(Michael Prestele)
Academic Writing
1. Charakteristika des Deutschen als akademische Wissenschaftssprache
Wissenschaftliches Schreiben stellt eine entscheidende Kompetenz für Studium und Forschung dar. Es handelt sich dabei um die Fähigkeit, verschiedene Textsorten nach akademischen Prinzipien der argumentativen Informationsstrukturierung und ‑aushandlung zu verfassen.
Die Charakteristika eines wissenschaftlichen Textes lassen sich auf vier interdependenten Ebenen bestimmen. Dieses pragmatische Gerüst fungiert zudem als Raster zur Bewertung sowie als Leistungshorizont, um aus fremdsprachendidaktischer Sicht die zielsprachlichen und zielkulturellen Konventionen der deutschen Wissenschaftssprache transparent abbilden zu können.
(1) Mikrostruktur: Neben obligatorischer sprachlicher Korrektheit ist die semantische Präzision beim Einsatz eines elaborierten Wortschatzes sowie bei Fachtermini unerlässlich. Ist die Schreibkompetenz hier wenig automatisiert, treten Schwierigkeiten auf anderen Ebenen als Folge kognitiver Überlastung auf (Knorr 2019: 174).
(2) Makrostruktur bzw. Textordnungs- und Informationsstrukturierungsschemata: Deutsche Wissenschaftstexte folgen formal-systematischen Prinzipien. Eine Lesersteuerung wird auf der Makroebene mittels Überschriften und Absätzen erreicht. Sehr prototypisch und zugleich produktiv sind deutschsprachige Texte auf dieser Ebene zudem in Einleitung, Hauptteil und Schluss gegliedert.
(3) Diskursmodus: Sprach- und kulturspezifische Konventionen der textinternen Verknüpfungsprinzipien organisieren den wissenschaftlichen Text. Zu diesen zählen der Modus- und Tempusgebrauch, die beim akademischen Schreiben einer klaren Systematik folgen. Der deutsche Nominalstil bzw. Nominalbildungsmechanismen ermöglichen zudem den Fokus auf nominale Wortarten, welche als objektive Informationsträger einen wissenschaftlichen Diskursmodus begründen. Die Syntax zeichnet sich durch Integration und Komplexität aus, d.h. durch Hypotaxen mit Nebensätzen modaler Art sowie Parenthesen. Im Diskursmodus kommt ferner textuell-pragmatischen Kohäsionsmitteln eine wichtige Rolle zu. Neben eindeutig referierenden Pronomina sind hierbei Konnektoren zur Textstrukturierung und Positionierung von Wissenselementen konstituierend für den akademischen Grad eines Textes.

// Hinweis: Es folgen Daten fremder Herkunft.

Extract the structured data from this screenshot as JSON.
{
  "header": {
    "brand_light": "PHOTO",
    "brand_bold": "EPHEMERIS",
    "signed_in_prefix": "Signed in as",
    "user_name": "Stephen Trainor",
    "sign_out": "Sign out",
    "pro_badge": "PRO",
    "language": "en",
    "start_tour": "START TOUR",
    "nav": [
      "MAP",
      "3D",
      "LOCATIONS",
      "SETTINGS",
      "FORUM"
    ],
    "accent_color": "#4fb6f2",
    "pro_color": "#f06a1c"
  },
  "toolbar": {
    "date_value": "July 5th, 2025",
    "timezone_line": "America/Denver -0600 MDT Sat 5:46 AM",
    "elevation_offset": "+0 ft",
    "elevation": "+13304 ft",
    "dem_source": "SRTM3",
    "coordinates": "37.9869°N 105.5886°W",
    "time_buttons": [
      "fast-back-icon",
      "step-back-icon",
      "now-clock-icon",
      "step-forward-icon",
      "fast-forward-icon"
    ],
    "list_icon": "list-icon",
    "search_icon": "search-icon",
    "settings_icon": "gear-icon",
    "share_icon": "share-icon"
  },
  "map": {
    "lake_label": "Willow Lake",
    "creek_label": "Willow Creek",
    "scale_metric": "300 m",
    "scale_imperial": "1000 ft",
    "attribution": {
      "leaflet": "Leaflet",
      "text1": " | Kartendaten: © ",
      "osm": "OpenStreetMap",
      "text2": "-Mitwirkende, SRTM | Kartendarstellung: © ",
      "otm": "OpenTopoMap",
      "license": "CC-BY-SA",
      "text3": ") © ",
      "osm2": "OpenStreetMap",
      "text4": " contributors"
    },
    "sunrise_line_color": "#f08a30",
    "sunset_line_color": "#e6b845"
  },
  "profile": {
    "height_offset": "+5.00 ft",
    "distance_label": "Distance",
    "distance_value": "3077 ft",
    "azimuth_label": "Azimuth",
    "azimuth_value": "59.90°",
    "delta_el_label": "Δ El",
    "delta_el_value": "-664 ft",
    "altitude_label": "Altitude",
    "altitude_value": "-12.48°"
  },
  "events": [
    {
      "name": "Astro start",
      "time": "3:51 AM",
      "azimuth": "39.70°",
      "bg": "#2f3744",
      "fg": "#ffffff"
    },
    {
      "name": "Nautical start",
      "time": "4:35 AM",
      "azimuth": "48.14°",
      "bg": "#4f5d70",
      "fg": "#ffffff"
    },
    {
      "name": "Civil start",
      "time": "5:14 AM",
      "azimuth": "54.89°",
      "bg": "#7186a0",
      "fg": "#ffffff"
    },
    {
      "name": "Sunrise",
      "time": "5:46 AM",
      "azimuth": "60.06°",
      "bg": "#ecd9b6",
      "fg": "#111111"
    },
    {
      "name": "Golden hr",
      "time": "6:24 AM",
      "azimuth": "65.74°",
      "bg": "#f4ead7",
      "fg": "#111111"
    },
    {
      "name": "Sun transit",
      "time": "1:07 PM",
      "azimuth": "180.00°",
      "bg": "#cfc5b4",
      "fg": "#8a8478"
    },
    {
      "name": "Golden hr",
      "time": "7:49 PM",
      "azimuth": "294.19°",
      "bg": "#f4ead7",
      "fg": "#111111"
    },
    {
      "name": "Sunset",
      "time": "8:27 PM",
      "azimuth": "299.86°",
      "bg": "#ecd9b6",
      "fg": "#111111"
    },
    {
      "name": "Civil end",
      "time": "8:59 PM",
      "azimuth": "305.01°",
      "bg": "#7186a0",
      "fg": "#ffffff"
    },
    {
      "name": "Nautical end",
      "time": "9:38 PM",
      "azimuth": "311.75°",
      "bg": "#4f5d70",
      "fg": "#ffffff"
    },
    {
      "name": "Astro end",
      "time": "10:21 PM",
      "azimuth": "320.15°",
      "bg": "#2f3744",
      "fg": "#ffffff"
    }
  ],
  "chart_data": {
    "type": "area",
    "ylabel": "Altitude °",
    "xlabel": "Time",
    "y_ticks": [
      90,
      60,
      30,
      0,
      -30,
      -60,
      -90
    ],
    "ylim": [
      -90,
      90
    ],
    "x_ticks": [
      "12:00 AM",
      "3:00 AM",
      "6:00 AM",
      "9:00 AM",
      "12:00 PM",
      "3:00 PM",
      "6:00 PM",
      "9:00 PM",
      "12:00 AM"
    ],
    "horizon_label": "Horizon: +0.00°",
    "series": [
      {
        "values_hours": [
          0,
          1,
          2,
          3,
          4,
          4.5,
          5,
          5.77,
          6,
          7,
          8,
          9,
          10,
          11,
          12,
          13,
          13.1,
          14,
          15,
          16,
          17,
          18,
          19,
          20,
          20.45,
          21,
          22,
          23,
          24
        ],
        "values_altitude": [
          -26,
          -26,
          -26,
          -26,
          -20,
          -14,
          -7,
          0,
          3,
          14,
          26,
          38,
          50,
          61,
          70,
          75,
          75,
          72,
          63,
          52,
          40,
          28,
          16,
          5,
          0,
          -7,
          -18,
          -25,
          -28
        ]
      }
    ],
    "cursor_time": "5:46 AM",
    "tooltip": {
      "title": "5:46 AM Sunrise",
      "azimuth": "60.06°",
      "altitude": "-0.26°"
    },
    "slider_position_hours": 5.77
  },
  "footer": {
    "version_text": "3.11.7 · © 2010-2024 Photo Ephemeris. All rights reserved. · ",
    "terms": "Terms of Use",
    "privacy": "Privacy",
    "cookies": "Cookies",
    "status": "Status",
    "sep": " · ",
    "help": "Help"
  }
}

(4) Kommunikative Grundhaltung: Diese Ebene bezieht sich auf die Evaluation von Wissenselementen und die Schreiber-Leser-Deixis. In einem auf Deutsch verfassten wissenschaftlichen Text ist einerseits die Auseinandersetzung mit Wissen sowie die Positionierung des Schreibenden im Forschungsdiskurs elementar. Andererseits erfordert die dabei erzielte thematische Fokussierung einen hohen Grad an Distanzierung und Objektivität. Die obligatorische Unpersönlichkeit und neutrale Beschreibung erfolgen mit einem weiten Repertoire an Distanzierungsstrategien: Zentral ist hier u.a. die Agensausblendung via Passivkonstruktionen. Ein pauschales „Ich-Tabu“ des akademischen Schriftdiskurses und eine leser-abgewandte Textgestaltung, etwa mit überkomplexen Sätzen und vielen Fußnoten, gelten dabei vor allem nicht mehr in den empirischen Wissenschaften. Stattdessen mehren sich Vorschläge für die funktionale Vereinfachung der Wissenschaftssprache unter Beibehaltung und Steigerung der Präzision (Roche 2018) ähnlich den Vereinfachungsbemühungen in der Verwaltungssprache und dem Ansatz der Verständlichen Sprache (Thieme 2010).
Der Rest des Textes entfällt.